"Gab es 'echte' Revolutionäre, gab es 'Jakobiner' in der Schweiz?" So lautet die Ausgangsfrage dieser Dissertation der Universität Freiburg i. Ue., die sich als "Beitrag zur schweizerischen Mentalitäts- und Ideengeschichte" versteht und sich zum Ziel setzt, "die radikalsten Schweizer Revolutionäre zu präsentieren, ihre politisch-gesellschaftlichen Vorstellungen offen zu legen und sie im Kontext der Französischen sowie der Helvetischen Revolution zu verorten" (12).
In zwei Zugriffen beleuchtet Lucas Chocomeli die nicht eben leichte Frage, wie sich Radikalismus bemessen lässt. In sieben Kurzbiografien wird im ersten Teil (43-187) der harte Kern der Radikalrevolutionäre vorgestellt. Dazu gehörten der aus patrizischer Familie stammende Genfer Jacques Grenus (1751-1819), der Notabelnsohn Jean-Nicolas-André Castella (1739-1807) aus dem Freiburger Landstädtchen Greyerz, der Bieler Bürger, Jurist, fürstbischöflich-baslerische Untertan und Präsident der kurzlebigen Raurachischen Republik Joseph-Antoine Rengguer (1734-1818), der Bündner Gardesoldat in französischen Diensten Aloys Jost (1759-1827), der Walliser Arzt, Anwalt und Gelehrte Chrétien Desloges (1760-1821), der Luzerner Krämersohn und Beamte Joseph Ronca (1759-1809) sowie der Waadtländer Handwerkerssohn und gelernte Buchdrucker Louis Reymond (1772-1821). Deren familiäre Herkunft, soziales und kulturelles Milieu werden ebenso beschrieben wie deren geistiger Werdegang und Karrieren im Zeitalter der Revolution.

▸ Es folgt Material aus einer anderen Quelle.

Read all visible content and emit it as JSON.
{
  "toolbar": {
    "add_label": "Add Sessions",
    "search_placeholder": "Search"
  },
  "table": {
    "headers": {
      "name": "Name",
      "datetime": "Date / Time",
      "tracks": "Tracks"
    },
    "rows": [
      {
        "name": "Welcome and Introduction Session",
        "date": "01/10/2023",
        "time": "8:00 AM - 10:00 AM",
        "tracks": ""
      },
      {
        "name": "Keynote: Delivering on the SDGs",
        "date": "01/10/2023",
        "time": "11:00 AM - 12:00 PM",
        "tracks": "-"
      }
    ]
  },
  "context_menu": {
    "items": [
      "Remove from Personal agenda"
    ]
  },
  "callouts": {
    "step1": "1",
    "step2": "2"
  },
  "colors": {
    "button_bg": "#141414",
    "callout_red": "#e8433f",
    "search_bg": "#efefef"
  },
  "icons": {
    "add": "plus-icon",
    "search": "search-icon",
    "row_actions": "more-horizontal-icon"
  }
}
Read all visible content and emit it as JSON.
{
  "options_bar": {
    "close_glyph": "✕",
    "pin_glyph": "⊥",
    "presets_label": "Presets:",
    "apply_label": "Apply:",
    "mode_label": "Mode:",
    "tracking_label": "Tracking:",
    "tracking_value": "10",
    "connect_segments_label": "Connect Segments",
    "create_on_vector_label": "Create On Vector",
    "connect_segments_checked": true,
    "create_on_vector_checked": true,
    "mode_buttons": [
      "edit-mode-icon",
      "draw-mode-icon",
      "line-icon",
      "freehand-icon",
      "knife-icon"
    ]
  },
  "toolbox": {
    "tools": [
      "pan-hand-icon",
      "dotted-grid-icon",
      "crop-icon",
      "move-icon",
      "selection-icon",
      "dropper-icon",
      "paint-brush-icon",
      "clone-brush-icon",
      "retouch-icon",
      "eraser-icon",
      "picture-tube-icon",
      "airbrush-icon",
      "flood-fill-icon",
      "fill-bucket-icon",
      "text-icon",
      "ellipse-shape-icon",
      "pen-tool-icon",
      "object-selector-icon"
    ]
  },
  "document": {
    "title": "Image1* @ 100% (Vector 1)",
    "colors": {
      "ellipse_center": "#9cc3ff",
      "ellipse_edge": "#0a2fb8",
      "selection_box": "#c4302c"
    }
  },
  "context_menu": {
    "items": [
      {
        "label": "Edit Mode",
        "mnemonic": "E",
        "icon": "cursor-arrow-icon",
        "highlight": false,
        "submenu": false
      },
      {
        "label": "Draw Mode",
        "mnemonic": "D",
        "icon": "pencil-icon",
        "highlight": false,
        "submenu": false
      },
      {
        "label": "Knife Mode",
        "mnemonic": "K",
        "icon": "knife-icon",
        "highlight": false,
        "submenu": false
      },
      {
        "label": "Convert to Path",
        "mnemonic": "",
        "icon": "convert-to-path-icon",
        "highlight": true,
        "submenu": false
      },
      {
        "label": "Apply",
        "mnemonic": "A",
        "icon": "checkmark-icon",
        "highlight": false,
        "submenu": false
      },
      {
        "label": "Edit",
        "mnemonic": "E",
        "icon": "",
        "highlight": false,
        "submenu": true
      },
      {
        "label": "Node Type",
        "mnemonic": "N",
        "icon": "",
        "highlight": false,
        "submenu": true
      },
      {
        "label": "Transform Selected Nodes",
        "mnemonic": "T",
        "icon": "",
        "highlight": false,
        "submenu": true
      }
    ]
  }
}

Im Fazit zu diesem Abschnitt werden als gemeinsame Merkmale dieser Männer der mehrheitlich hohe soziale Status ihrer Familien, die akademische Bildung, die Tätigkeit in freien Berufen (Juristen, Ärzte), der Einfluss von Jean-Jacques Rousseau und der Enthusiasmus für die Revolution in Frankreich betont, welch letzterer auch durch die jakobinische Terreur nicht geschmälert worden sei. Ob dieses Ergebnisses sollte aber nicht übersehen werden, dass der Verfasser dem Leser an keiner Stelle verrät, wie er bei seiner Suche nach den helvetischen "Jakobinern" vorgegangen ist.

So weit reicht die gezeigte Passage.